В гостиной было пасмурно и туманно из-за густой завесы холодного сигаретного дыма. Повсюду валялись книги, смятые бумажки и пустые винные бутылки. На столе их выстроилась целая армада. Алина в полурасстегнутом халате сидела рядом на стуле, поджав под себя одну ногу, и курила, переправляя в высокий бокал содержимое очередной бутылки, то и дело проливая его на и без того грязный стол.

Женька подошла к компьютеру, на экране которого прыгали цветные всполохи, прикрутила звук, после чего села за стол рядом с Алиной и осторожно тронула ее за плечо.

— Альчик?! — жалобно произнесла она, не понимая, что происходит, и понимая только одно — у подруги случилось что-то серьезное. При всех неприятностях, которые на них обрушивались, Алина никогда не доводила ни квартиру, ни себя до такого состояния. — Аля.

Алина повернула голову и посмотрела на нее страшными покрасневшими глазами. Женька невольно вздрогнула. Ее подруга всегда казалась младше своих лет — никто не давал ей больше двадцати трех, но сейчас Алина выглядела именно так, как выглядит женщина, приближающаяся к четвертому десятку, после недельного запоя.

— О! — сказала она с веселым удивлением, словно увидела Женьку только сейчас. — Мать Тереза! По делу? Али так зашедши?

— Аля, что случилось?

— Да ничего. Разве у меня может что-то случиться? — Алина засмеялась и поставила бутылку на стол. — Отсутствие событий — тоже повод. Ты не знала?

— Аля, — Женька схватила ее за руку, — это из-за того мужика, да?! Что он с тобой сделал?!

Алина задумчиво посмотрела на пальцы, держащие ее за запястье, словно пыталась понять, что это такое, потом фыркнула.

— Да ничего он не сделал! В этом-то и все дело.

Она запрокинула голову и залпом выпила полбокала, икнула и поставила бокал на стол, качая головой из стороны в сторону. Женька попыталась отодвинуть бокал, но Алина ухватилась за него и потянула на себя.

— Отдай! — с пьяной капризностью потребовала она.

— Аля, да ты что?! Посмотри на себя!

— Ну, смотрела.
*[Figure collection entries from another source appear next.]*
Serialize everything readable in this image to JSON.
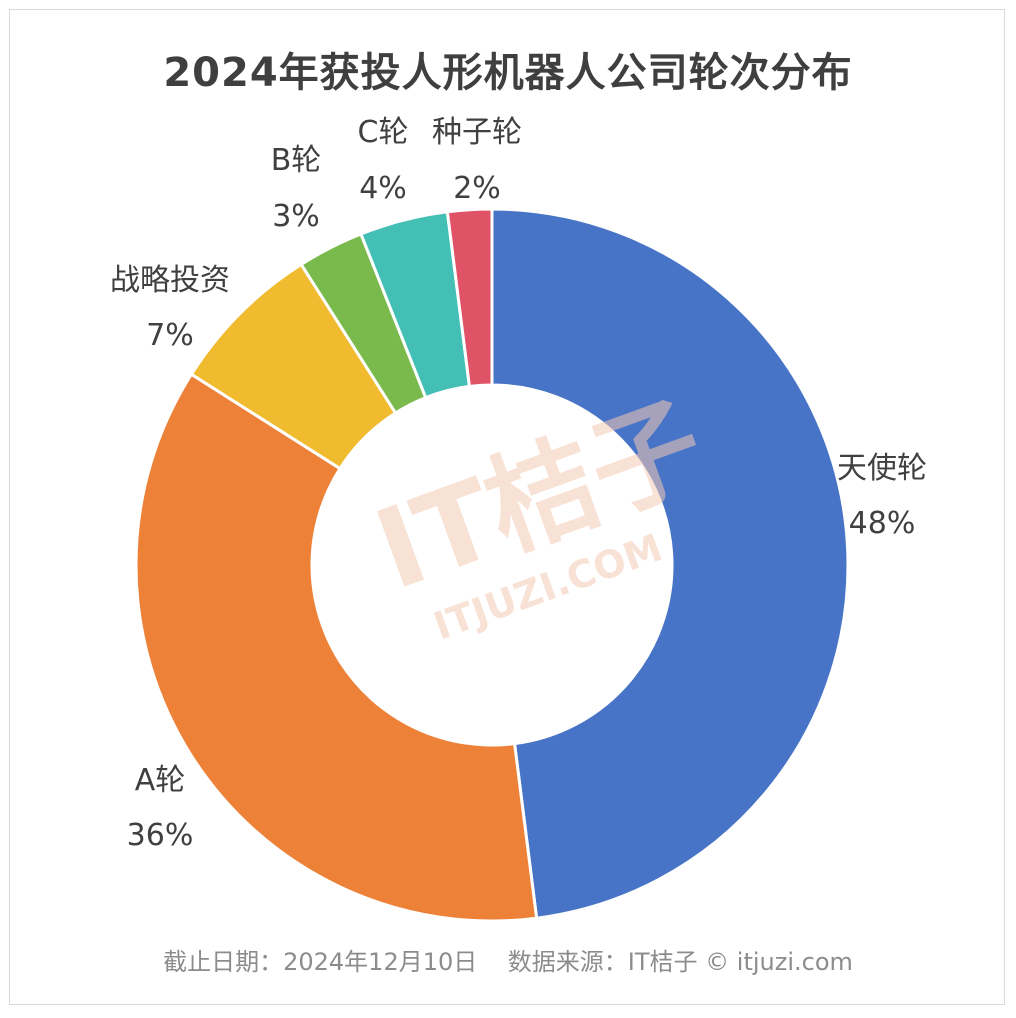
{
  "title": "2024年获投人形机器人公司轮次分布",
  "footer": {
    "date": "截止日期：2024年12月10日",
    "source": "数据来源：IT桔子 © itjuzi.com"
  },
  "watermark": {
    "brand": "IT桔子",
    "url": "ITJUZI.COM"
  },
  "chart_data": {
    "type": "pie",
    "donut": true,
    "title": "2024年获投人形机器人公司轮次分布",
    "slices": [
      {
        "label": "天使轮",
        "value": 48,
        "value_label": "48%",
        "color": "#4774c6"
      },
      {
        "label": "A轮",
        "value": 36,
        "value_label": "36%",
        "color": "#ed8138"
      },
      {
        "label": "战略投资",
        "value": 7,
        "value_label": "7%",
        "color": "#f0bb2f"
      },
      {
        "label": "B轮",
        "value": 3,
        "value_label": "3%",
        "color": "#7aba4c"
      },
      {
        "label": "C轮",
        "value": 4,
        "value_label": "4%",
        "color": "#43bfb5"
      },
      {
        "label": "种子轮",
        "value": 2,
        "value_label": "2%",
        "color": "#e05367"
      }
    ],
    "legend": "none"
  }
}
Долго смотрела. Уже дыры в зеркале глазами протерла. Дальше что?

— Ты же себя так убьешь!

— Ну и что? — Алина, казалось, искренне удивилась. — Меня уже убивали. Лишний раз погоды не сделает.

Женька широко раскрыла глаза, решив, что у подруги уже началась белая горячка.

— Аля, может врача вызвать?

— Хочешь показать меня психиатру? — Алина тонко хихикнула. — Знаешь, лучше покажи психиатра мне. Я ведь их никогда не видела.

Она воткнула сигарету в пепельницу и уронила тяжелеющую голову на руки. Женька снова затрясла ее.

— Аля, пойдем, я тебя уложу, уберу здесь — ага? Ты выспишься и…

— И что?! — Алина резко вскинула голову. — Что будет?! Опять «Чердачок»?! Опять все эти рожи?! Опять чудесная жизнь — отработал, выпил, в постель! Подрался в промежутке, потому что хозяин, урод, не желает раскошеливаться на охрану! Одно и то же, одно и то же!..

— Аля, но так же тоже нельзя! Тебя неделю на работе не было, безо всяких объяснений… Толик же тебя уволит! Он и так злобствует из-за того, что ты ему тогда сказала…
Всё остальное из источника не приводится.